Дорогу назад я прошел быстрыми шагами, поспешно, в некоем лихорадочном ознобе, — даже чарка водки в трактире не вернула мне бодрости, пожалуй, лишь чуть успокоила. За столом, засаленном локтями, я смотрел на беловолосого деда в рубище до пят, яростно шамкавшего и поучавшего мужика с размазанными по всему черепу слипшимися волосами, уплетавшего с чавканьем блин. Мне вдруг вспомнился не по годам пронырливый Сумский. «Такие уши, как у Сумского я уже где–то видел, — помыслил я. — Такие заостренные кверху уши, пожалуй, еще у черта!» Трубников, Сумский, Юлия — почему я поставил их в один ряд? Уж никак не из–за окаменелости в чертах, что–то иное их роднит… Я выбрался из трактира, полдня просидел в синема и вернулся в номер вечером.
Предмыслие — еще не ставшее озарением, не оформившееся в мысль, кололо душу, еще не нашедшее словесного воплощения, толкало к неким поступкам… Юлия приходила ко мне, а я ни с того ни с сего явился к ней — что свело нас? Та высшая сила, что управляет судьбами, дает предначертания, предписывает встречи и неизбежно подводит к гибельному концу, который, может быть, есть спасение и избавление? Или наши души сами нащупывают друг друга, посылают незримые токи во тьме, и в гуще людской толпы сердца наши пульсируют в такт, созвучно и единено, указуя истинный путь слепой мысли и наделяя реальность чертами наваждения? Я не мог уснуть, но и не в силах был бодрствовать. Сон был тяжел, а действительность — невыносима. Я молил об одном — чтобы явилась она! И мольба моя была услышана. Юлия торопливо, встревожено, точно скрываясь от кого–то, прошла в притворенную дверь и плотно затворила ее за собой. Она была в платье строгого покроя, подпоясанном позументным пояском.

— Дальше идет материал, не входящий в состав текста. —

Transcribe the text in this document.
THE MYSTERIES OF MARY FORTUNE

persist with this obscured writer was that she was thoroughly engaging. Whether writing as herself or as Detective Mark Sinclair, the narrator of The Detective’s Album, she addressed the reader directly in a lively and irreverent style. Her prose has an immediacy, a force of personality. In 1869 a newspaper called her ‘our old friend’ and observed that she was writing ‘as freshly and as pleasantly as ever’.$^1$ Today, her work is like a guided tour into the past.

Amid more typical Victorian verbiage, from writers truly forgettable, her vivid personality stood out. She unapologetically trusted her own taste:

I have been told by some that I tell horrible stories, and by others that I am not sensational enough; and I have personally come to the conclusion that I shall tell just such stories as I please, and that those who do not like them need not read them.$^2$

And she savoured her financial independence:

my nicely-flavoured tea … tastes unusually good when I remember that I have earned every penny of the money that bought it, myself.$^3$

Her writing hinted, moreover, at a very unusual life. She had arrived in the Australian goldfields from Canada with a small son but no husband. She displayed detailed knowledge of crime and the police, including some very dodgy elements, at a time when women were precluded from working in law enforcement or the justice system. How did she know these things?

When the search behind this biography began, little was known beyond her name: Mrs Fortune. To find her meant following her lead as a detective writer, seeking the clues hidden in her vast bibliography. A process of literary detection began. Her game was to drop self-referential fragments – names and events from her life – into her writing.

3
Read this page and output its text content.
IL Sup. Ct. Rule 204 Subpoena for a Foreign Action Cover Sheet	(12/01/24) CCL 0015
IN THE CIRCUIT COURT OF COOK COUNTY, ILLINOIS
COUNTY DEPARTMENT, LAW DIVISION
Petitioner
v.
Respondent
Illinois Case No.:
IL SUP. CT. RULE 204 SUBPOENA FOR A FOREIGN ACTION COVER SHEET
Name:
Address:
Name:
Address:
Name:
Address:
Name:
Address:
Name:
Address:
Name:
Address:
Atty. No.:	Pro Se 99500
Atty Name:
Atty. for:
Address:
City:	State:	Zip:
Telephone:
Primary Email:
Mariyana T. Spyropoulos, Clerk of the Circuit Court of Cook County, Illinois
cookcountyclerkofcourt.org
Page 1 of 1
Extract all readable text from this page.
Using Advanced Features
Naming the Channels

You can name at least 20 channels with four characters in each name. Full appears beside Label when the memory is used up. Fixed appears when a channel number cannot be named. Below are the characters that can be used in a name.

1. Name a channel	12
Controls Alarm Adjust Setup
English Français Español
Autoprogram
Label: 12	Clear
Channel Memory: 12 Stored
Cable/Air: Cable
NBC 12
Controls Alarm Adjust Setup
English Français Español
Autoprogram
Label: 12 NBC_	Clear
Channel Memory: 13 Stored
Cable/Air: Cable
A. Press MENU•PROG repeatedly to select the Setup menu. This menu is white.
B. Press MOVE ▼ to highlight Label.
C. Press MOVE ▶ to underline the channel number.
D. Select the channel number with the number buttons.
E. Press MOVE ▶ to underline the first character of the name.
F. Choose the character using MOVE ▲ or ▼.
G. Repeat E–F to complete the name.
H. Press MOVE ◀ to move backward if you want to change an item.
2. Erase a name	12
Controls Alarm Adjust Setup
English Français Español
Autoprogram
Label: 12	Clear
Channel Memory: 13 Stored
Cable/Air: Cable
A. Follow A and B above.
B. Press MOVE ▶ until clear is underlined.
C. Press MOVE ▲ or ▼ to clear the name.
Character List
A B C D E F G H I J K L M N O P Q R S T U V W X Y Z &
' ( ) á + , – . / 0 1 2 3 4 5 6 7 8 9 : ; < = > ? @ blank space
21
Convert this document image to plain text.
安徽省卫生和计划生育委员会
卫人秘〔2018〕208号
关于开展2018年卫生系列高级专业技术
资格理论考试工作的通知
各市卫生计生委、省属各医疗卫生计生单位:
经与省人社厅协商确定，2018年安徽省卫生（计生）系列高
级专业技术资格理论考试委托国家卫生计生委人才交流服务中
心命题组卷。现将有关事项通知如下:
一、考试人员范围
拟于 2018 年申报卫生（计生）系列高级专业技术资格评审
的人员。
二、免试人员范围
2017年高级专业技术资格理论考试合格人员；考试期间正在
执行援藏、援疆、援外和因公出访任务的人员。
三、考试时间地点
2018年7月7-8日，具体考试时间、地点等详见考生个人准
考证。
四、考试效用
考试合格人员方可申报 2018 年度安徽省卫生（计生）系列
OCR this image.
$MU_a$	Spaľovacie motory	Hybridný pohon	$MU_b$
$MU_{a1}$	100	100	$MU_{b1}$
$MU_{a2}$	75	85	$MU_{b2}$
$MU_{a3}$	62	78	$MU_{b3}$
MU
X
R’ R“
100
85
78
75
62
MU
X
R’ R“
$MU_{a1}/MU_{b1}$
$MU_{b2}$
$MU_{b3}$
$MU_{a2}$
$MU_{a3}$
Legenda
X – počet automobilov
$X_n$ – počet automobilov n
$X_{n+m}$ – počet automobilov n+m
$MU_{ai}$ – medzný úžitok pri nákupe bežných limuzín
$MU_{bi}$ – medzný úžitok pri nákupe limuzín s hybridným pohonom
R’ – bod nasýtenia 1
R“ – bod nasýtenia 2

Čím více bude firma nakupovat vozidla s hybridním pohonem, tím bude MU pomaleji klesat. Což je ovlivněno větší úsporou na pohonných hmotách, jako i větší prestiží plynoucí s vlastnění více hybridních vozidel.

— Зачем вы приходили? — был первый беспокойный ее вопрос.
— Я хотел вас видеть.
— Не следует меня искать. Для наших встреч нет никаких препятствий.
— Кто вы? — спросил я.
Она, не сводя с меня мраморных зрачков, произнесла после молчания:
— Вы помните дом с резным петухом на крыше, белое крыльцо, пруд за лужайкой?
— Помню, — выдавил я.
— …сундук в коридоре, куда Маргарита Пантелеевна складывала обряженных в платья кукольных медведей, овечек, деревянные яйца? Ваша няня скончалась минувшим летом.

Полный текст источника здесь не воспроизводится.